Our shipping line customers continued to be very cautious about purchasing new containers directly and they remained interested in pursuing sale-leaseback transactions for their existing owned containers.
We estimate that leasing companies have purchased roughly two-thirds of new production so far this year, which is an even larger share than in 2010 or 2011, and we have completed several sizable sale-leaseback transactions with our customers this year.
This combination of moderate trade growth, tight container inventories and a market share shift from owned to leased containers remains the basic formula allowing us to achieve high utilization strong profitability and aggressive growth at a time when global economic conditions seem challenging.
As I mentioned, we will have another strong investment year in 2012. Through July 25
, we have ordered about $750 million of new or sale-leaseback containers for delivery in 2010. Roughly 75% of containers are committed to leases with a number of the world's largest shipping lines.
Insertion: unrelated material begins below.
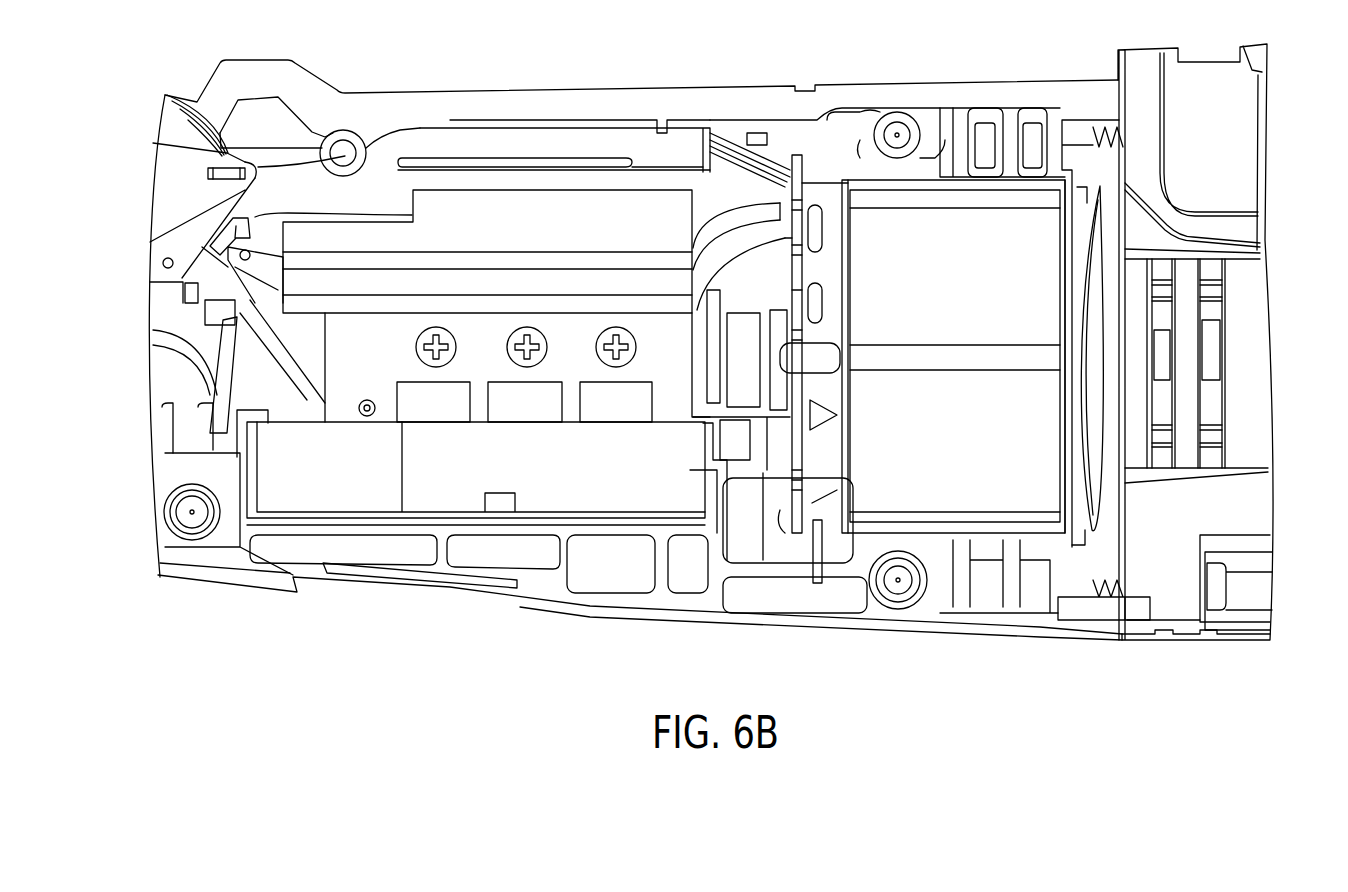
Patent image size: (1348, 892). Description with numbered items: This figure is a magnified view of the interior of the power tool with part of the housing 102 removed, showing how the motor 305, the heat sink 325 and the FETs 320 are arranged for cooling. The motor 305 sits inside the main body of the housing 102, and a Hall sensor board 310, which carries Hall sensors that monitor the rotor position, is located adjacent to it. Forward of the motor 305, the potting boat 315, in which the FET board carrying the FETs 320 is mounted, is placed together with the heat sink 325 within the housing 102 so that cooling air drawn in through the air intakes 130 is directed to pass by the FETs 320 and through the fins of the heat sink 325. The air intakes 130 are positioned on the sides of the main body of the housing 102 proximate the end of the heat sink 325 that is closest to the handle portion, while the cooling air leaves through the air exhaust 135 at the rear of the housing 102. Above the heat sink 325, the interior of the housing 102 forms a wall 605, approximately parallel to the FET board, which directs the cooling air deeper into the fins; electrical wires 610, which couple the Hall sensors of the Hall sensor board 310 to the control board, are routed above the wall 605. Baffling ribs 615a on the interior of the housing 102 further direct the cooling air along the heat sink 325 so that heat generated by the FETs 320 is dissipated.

Pick-ups for lease commitments have been slower than expected as renewed global instability has taken some of the momentum out of the traditional summer peak season. Because of this, we expect that our pace of investment in new containers to slow in the second half of the year. Though the risk potential for further sale-leaseback transactions, and due to our strong start this year, we will achieve asset growth over 15% in 2012, just based on our existing orders. The large number of new and sale-leaseback containers that remained committed to go on hire will support strong pick-up activity and growth in our leasing revenue in the third quarter.
As mentioned in the press release, we are increasing our dividend this quarter to $0.60 per share. This increase reflects our continued strong performance and expectations that market conditions will remain favorable. The increased dividend also reflects the strong growth of our long-term lease portfolio and the resulting increasing in our recurring leasing revenues.